The strength of this study lies in its integrative design, combining high-resolution chemical analysis with miRNA profiling in matched maternal and foetal serum, and applying both single-pollutant and advanced mixture modelling approaches. To the best of our knowledge, this combined approach represents a significant and original improvement in this field. However, some limitations must be acknowledged. The sample size, while sufficient for detecting robust associations, may have limited our ability to explore more specific interactions, and the cross-sectional design does not permit inference of causality. In addition, while circulating miRNAs are promising biomarkers, they may not fully capture the tissue-specific regulatory changes occurring at the maternal–foetal interface or within target organs. Nonetheless, the consistency of key findings across models and the alignment with established biological pathways support their interpretive validity.

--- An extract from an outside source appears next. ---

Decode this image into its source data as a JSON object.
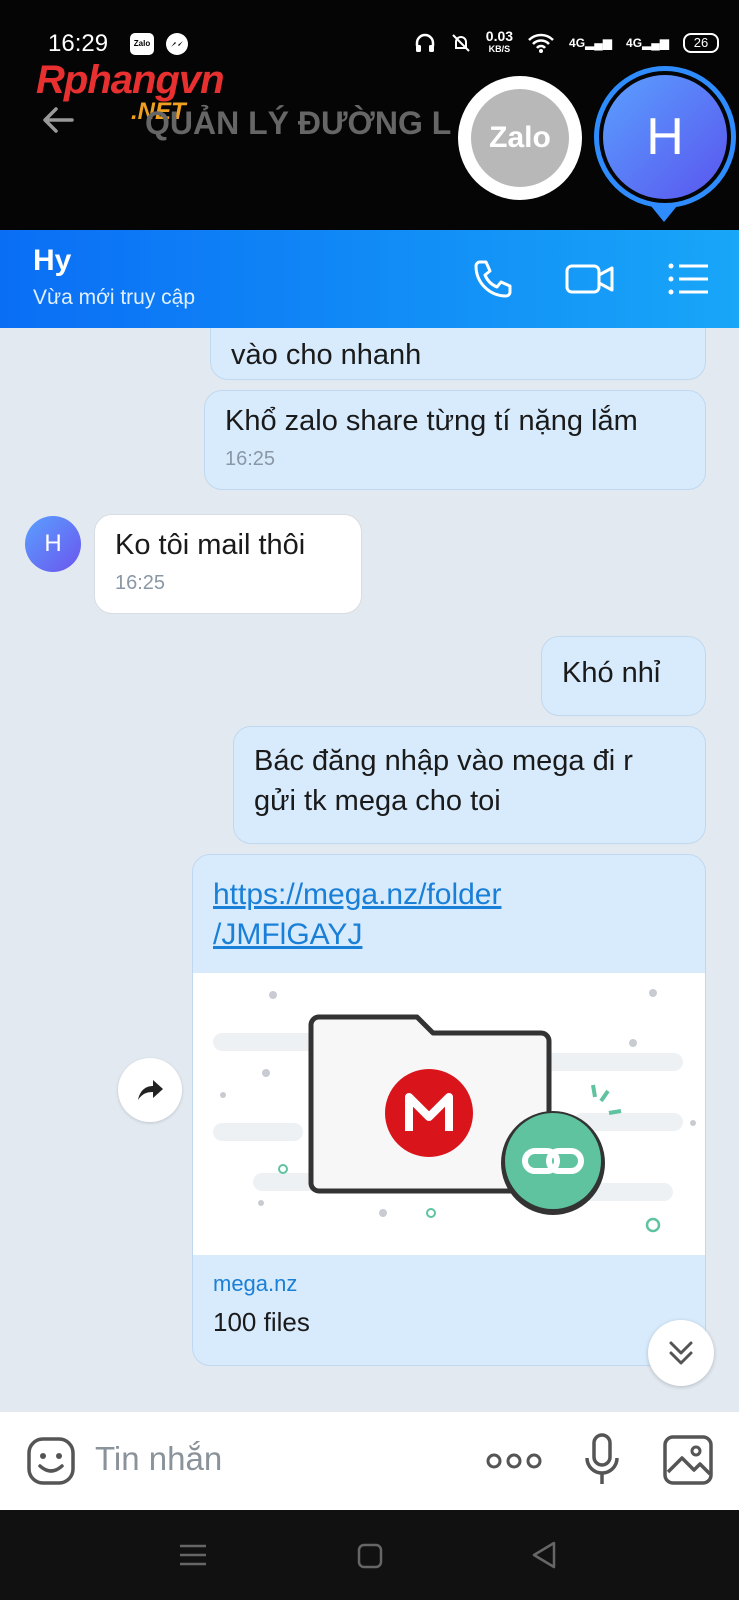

In summary, our data demonstrate that environmental exposures during pregnancy induce distinct and compartment-specific miRNA responses in maternal and foetal circulation, shaped by individual chemical properties, complex mixture effects, and the placenta’s filtering role. The identification of exposure-sensitive miRNAs involved in developmental, oxidative stress, and immune pathways provides mechanistic insight into how early-life exposures may contribute to long-term health trajectories. These results emphasize the importance of considering both the maternal and foetal compartments, accounting for chemical mixtures and integrating molecular biomarkers to better understand the developmental origins of health and disease. Furthermore, our findings also highlight the pivotal role of the placenta as a selective barrier and an active regulator in mediating foetal exposure and shaping molecular responses to environmental stressors. However, whether the placenta actively sends distinct regulatory signals to the maternal and foetal sides or rather acts as a selective barrier that separates or integrates molecular cues, remains to be clarified and warrants further investigation.

Altogether, these results advance our understanding of how the interplay between environmental factors and placental function contributes to the regulation of gene expression in early development, setting the stage for a detailed discussion of the observed pollutant-specific transfer dynamics and miRNA expression profiles.